Чоат бочком сполз со стула и принялся выбираться из-за стола.

– Ыгхх, – издал он влажный звук. – Ту…алет?

Энди поднялся помочь ему.

Придерживая Чоата одной рукой за талию, а второй под локоть, он дотащил его через набитый людьми, насквозь прокуренный бар к облезлой двери с табличкой «М». Только тут до Сорокина дошло, насколько мрачное, даже зловещее место этот бар «Собачья конура».

В дальнем углу сидела троица в черном; все трое так низко склонились над столом, что касались головами друг друга и казались теперь единой черной желеобразной массой. Из этого желе до Сорокина доносились шипящими призраками обрывки фраз: «Чувак, меня щас попрет… во, вставило…»

Старые торчки.

Прямо за музыкальным автоматом (в данный момент устало молчащим в ожидании, когда кто-нибудь кинет в него монетку, чтобы он мог отплатить за нее дребезжащим звуком) царил полумрак, в котором занимались чем-то неудобным мужчина с женщиной: женщина ерзала у мужчины на коленях.

Все столики были заняты. Группы мужчин в плотных свитерах, все еще напитанных царившим за засиженными мухами окнами ноябрем. Грузчики, кессонщики, матросы с торговых судов, водители ночных грузовиков, компания китайцев с Мотт-стрит, женщины с широкими бедрами, сгрудившиеся вокруг мужчины с колодой карт таро – ни одного чистого лица. В зале воняло свинарником. Собственно, этот запах подобно букету складывался из многих отдельных миазмов: сначала ощущался запах чеснока, потом пота, потом мочи, а уже на все на это накладывались запахи сигаретного и трубочного дыма, сквозь которые время от времени пробивался кислый запашок дешевой травки, в которую понапихали слишком много семян и соломы, чтобы заторчать по-настоящему. И темнота. Неясные тени двигались здесь и там как планктон в илистой морской воде.
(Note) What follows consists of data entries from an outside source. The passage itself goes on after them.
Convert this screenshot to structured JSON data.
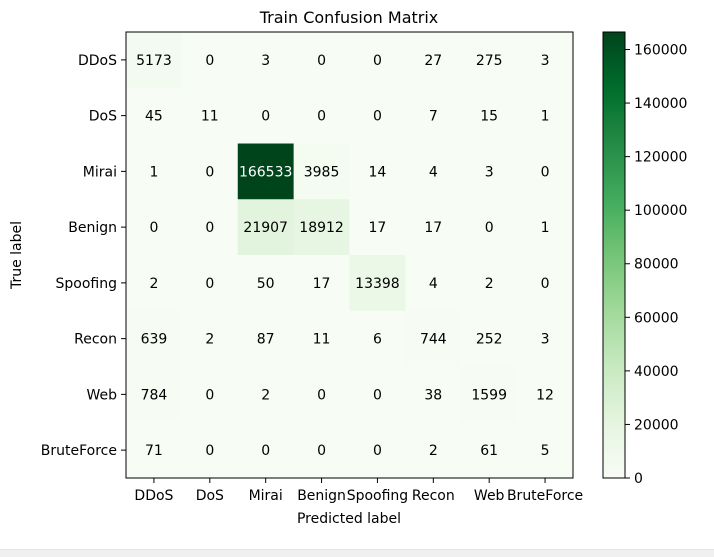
{
  "chart_data": {
    "type": "heatmap",
    "title": "Train Confusion Matrix",
    "xlabel": "Predicted label",
    "ylabel": "True label",
    "x_categories": [
      "DDoS",
      "DoS",
      "Mirai",
      "Benign",
      "Spoofing",
      "Recon",
      "Web",
      "BruteForce"
    ],
    "y_categories": [
      "DDoS",
      "DoS",
      "Mirai",
      "Benign",
      "Spoofing",
      "Recon",
      "Web",
      "BruteForce"
    ],
    "values": [
      [
        5173,
        0,
        3,
        0,
        0,
        27,
        275,
        3
      ],
      [
        45,
        11,
        0,
        0,
        0,
        7,
        15,
        1
      ],
      [
        1,
        0,
        166533,
        3985,
        14,
        4,
        3,
        0
      ],
      [
        0,
        0,
        21907,
        18912,
        17,
        17,
        0,
        1
      ],
      [
        2,
        0,
        50,
        17,
        13398,
        4,
        2,
        0
      ],
      [
        639,
        2,
        87,
        11,
        6,
        744,
        252,
        3
      ],
      [
        784,
        0,
        2,
        0,
        0,
        38,
        1599,
        12
      ],
      [
        71,
        0,
        0,
        0,
        0,
        2,
        61,
        5
      ]
    ],
    "colormap": "Greens",
    "colorbar": {
      "range": [
        0,
        166533
      ],
      "ticks": [
        0,
        20000,
        40000,
        60000,
        80000,
        100000,
        120000,
        140000,
        160000
      ],
      "tick_labels": [
        "0",
        "20000",
        "40000",
        "60000",
        "80000",
        "100000",
        "120000",
        "140000",
        "160000"
      ]
    },
    "text_color_dark": "#000000",
    "text_color_light": "#ffffff"
  }
}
Жужжание голосов – убаюкивающее; ни шутки, ни смешка, ни хотя бы хихиканья. Заменой этому служили утробные звуки, словно кто-то тужился на толчке, но на деле – щупали под столом женщину. Место для завязывания отношений.

Слово «безнравственный» сюда не подходило. В таком месте совершенно естественно валяться пьяным на полу у стены, среди штабелей ящиков кока-колы, с открытыми, но ничего не видящими глазами, с руками в грязи неизвестного происхождения, в одежде, давно потерявшей форму и цвет. Обезличенный, безнадежно спившийся объект – в полиции такое называют «разжижением мозгов». Слово «пьяный» подходило к нему не более, чем «безнравственный». То, что видел Сорокин, волоча Чоата к дверям туалета, являло собой крайнюю степень падения.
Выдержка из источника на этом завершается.